Like most of John’s poetry, it is semi-autobiographical. The book covers the period from his French grandmother and grandfather first meeting, through until his own life growing up in Luton. References to the French connection are littered throughout.
The Arts Centre was treated to some random readings, as well as songs on the ukulele that isn’t a ukulele (sorry, didn’t catch the exact name.) Audience participation was frowned upon – audience interaction made it all OK.
This wasn’t any old touring show that had simply been shipped into the Arts Centre.
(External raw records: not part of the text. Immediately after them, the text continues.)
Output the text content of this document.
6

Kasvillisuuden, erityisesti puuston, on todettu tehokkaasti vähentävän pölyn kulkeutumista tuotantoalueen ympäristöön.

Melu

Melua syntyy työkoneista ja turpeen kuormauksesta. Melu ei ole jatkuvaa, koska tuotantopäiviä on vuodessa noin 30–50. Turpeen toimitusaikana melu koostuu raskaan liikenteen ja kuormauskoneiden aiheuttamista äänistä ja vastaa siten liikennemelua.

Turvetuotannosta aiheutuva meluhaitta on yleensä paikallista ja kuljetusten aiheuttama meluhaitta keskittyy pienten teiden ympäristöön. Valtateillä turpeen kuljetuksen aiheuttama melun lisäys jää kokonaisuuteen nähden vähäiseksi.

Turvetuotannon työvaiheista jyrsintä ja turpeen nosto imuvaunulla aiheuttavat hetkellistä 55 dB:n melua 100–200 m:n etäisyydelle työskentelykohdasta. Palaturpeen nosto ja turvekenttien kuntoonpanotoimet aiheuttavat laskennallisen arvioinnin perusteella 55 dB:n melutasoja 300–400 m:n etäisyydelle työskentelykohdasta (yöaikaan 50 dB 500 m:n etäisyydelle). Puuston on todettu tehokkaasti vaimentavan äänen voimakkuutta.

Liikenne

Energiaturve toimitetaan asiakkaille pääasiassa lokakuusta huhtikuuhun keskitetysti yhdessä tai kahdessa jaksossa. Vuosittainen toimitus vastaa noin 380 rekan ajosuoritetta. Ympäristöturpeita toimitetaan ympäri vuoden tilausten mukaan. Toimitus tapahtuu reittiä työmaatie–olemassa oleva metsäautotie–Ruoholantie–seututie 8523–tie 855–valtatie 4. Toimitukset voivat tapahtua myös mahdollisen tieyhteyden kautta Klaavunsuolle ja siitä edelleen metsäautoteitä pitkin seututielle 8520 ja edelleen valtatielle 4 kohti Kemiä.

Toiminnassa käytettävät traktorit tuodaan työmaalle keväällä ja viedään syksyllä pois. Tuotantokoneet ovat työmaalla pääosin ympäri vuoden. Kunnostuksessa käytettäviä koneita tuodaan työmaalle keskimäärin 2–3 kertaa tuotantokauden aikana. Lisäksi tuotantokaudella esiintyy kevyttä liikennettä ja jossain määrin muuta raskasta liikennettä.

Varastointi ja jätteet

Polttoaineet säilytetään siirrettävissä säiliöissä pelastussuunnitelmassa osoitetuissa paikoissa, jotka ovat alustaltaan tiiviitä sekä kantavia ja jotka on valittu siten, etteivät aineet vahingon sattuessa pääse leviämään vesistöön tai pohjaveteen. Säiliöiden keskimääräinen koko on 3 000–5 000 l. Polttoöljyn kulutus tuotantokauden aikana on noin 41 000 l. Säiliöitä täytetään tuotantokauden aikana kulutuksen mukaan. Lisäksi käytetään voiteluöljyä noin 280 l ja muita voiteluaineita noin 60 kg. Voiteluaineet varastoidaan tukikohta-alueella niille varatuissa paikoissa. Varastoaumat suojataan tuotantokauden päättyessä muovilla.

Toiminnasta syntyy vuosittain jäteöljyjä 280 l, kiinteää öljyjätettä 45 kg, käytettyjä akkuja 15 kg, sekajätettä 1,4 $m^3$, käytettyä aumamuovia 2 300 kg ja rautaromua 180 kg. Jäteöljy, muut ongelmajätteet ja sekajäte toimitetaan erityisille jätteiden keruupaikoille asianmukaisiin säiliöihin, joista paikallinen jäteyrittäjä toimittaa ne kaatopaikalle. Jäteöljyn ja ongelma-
Conversation in-between the words, song and dance suggested that John is actually rather keen on his visits to Sunny Colch.
He mentioned The Mercury and a plan to stage a family matinee and workshop across the road, and then back to the Arts Centre and back to the booze for the big boys and girls later in the evening.
The promise of an early ’70s Luton Town Reserves Vs Colchester United Reserves programme was also teased out.
Steady the buffers.
A brief interval break for further book signings, and then part two of Peace, Love and Potatoes took us on a strange journey of Paris to New York, via Luton – all played out with a high kicking French grandmother, who sounded like quite a girl.
The signature sign off for any John Hegley show was the audience participation / interaction with the glass wearers tapping salute.
Eye, eye.
And then quicker than you can recite one of the shaggy-dog stories, Mr Hegely was heading down to North Station and the 10:45 out of Sunny Colch.
Do come back – don’t forget the Col U Reserves programme.